What drew me into the study of Jewish mysticism? in the middle of my life, after about fifteen years as a rabbi and thirty years into my serious involvement with Judaism, rather than simply continuing what I was doing I asked myself: what has made Judaism work for me? Why has it provided the level of intensity that elicited my commitment to the God of Israel as I came to understand Him, and to the traditional pattern of Jewish life?

It was about this time that I first took a serious look at a book called Shnei Luhot ha-Brit, [The two tablets of the covenant], authored in 1625 by my ancestor Rabbi Isaiah Horowitz. It is a vast collection of teachings on all things Jewish, all of them understood through a kabbalistic lens, expressing a passionate desire for intimacy with God. Through this and other mystical texts, I began to consider issues I had never studied or understood.

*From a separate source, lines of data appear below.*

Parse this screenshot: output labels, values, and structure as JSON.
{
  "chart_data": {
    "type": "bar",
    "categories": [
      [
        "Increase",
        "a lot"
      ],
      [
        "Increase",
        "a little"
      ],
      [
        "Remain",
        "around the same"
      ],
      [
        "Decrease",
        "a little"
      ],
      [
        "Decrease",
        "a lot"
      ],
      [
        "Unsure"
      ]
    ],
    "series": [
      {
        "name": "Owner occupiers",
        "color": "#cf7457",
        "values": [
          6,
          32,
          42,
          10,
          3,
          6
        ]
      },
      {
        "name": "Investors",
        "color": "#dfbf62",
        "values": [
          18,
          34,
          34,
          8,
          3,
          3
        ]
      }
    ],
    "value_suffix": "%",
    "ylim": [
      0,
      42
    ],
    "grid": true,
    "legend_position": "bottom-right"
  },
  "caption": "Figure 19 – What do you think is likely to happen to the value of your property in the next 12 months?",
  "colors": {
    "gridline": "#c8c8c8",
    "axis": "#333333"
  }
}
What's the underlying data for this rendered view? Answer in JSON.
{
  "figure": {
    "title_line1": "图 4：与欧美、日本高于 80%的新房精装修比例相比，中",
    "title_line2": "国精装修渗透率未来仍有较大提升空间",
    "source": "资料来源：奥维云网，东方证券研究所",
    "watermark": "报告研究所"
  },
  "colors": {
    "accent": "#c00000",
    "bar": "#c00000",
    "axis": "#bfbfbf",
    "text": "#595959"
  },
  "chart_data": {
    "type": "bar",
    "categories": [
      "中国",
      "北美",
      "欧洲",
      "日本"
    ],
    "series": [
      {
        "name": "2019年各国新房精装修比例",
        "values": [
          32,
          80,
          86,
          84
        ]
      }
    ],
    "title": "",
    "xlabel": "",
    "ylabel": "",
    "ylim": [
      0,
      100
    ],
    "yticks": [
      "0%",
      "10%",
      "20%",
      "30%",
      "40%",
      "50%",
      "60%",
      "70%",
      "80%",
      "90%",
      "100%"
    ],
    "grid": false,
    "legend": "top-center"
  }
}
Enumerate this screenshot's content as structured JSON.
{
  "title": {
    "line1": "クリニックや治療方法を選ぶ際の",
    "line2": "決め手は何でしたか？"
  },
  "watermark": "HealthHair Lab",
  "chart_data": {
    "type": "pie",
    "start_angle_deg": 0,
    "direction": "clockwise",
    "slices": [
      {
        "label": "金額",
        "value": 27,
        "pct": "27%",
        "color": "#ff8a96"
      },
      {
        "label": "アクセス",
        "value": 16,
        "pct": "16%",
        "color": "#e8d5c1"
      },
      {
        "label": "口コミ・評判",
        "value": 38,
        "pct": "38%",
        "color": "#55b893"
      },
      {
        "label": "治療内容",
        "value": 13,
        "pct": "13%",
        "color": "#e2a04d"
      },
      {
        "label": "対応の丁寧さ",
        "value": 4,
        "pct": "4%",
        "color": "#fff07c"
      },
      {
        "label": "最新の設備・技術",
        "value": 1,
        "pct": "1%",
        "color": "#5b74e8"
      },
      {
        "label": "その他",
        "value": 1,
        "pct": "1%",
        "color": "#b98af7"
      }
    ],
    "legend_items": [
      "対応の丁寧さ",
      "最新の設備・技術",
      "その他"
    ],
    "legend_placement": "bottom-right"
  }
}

At about the same time, as part of a doctoral program I had recently entered, I participated in a seminar with Moshe Idel, generally considered to be the leading scholar on Jewish mysticism. Idel introduced me to the theme of deveikut, “cleaving” to God, through a variety of texts, most entirely new to me.

In the same period, I reread some of the work of the great twentiethcentury Jewish mystical teacher Abraham Joshua Heschel, including newly republished essays, and began to understand how he had integrated many Jewish mystical concepts into his writings.